Der Klimawandel findet statt, dafür gibt es Beweise. Dennoch hält sich das Gerücht, die vom Menschen verursachte globale Erwärmung sei bloß ausgedacht. Seine Wurzel hat das auch darin, wie Mythen entstehen: Sie verfestigen sich durch Argumentationsstrategien, die unsere Denkstruktur geschickt nutzen und dadurch den Deutungsrahmen (in der Fachsprache "frames" genannt) verändern. Dabei geht der Blick für Fakten verloren. Antonia Schuster und Michael Lindner, die am Potsdam-Institut für Klimafolgenforschung (PIK) geforscht haben, wollen über die globale Erwärmung aufklären. Unter anderem mit diesem Gastbeitrag.

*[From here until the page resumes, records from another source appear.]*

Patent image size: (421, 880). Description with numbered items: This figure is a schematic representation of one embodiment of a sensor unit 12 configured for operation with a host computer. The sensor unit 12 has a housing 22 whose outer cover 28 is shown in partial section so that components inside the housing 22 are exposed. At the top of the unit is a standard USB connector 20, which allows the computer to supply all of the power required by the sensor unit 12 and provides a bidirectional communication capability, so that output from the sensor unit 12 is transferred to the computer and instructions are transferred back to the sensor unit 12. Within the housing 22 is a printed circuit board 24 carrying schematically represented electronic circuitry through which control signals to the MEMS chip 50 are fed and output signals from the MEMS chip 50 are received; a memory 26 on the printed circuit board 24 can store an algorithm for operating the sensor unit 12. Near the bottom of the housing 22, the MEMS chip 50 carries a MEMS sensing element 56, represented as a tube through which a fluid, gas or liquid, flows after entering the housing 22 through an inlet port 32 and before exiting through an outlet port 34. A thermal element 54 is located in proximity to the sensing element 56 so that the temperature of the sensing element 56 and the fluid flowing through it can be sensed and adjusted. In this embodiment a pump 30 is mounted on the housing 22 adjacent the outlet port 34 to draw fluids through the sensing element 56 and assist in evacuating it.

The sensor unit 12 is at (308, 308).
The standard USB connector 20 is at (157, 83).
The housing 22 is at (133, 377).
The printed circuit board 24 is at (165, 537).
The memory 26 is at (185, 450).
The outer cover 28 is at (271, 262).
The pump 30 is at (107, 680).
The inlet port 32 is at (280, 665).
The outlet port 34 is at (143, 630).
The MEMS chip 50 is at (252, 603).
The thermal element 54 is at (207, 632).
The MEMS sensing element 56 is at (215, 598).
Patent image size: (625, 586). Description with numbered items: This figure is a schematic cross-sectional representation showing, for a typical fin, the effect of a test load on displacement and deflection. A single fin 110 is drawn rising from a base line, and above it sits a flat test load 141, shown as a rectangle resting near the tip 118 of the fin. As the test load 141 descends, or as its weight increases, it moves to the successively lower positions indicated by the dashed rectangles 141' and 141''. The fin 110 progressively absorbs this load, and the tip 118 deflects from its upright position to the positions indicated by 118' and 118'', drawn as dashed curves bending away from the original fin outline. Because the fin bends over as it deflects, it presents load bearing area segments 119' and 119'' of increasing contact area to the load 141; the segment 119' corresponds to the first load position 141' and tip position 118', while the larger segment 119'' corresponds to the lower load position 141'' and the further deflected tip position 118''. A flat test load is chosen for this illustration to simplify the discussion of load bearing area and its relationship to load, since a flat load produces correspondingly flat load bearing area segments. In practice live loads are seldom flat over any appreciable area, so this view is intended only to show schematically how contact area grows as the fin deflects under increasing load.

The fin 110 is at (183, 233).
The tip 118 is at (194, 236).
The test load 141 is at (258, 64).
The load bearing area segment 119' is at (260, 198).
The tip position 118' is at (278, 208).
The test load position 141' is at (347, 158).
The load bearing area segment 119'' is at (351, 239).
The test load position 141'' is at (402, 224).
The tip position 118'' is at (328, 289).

Warum die Rosinenpickerei, bei der sich jemand nur passende Argumente auswählt, sie dem Zusammenhang entzieht und alle Gegenbeweise ausblendet, so gut funktioniert? Weil der Mensch kognitiven Verzerrungen unterliegt, also unbewussten Fehlern beim Wahrnehmen, Denken und Bewerten. Was wir für Tatsachen halten, ist immer subjektiv. Zum Beispiel halten Menschen oft Informationen für wahr, die ihre vorher gefestigte Meinung bestätigen (der sogenannte confirmation bias). Ein anderes Beispiel ist der Bumerangeffekt: Wird eine Falschmeldung ungeschickt widerlegt, erinnern sich Leser oder Zuhörerinnen später nicht an die Korrektur, sondern nur an die schon eingeprägte Falschinformation.

Anstatt Irrglauben hier zu wiederholen und damit womöglich zu verfestigen, wollen wir betonen, was die Forschung heute sicher weiß. Diese zehn Erkenntnisse widerlegen einige der gängigsten Falschbehauptungen:

97 % der Fachleute sind sicher: Der Klimawandel ist auch menschengemacht.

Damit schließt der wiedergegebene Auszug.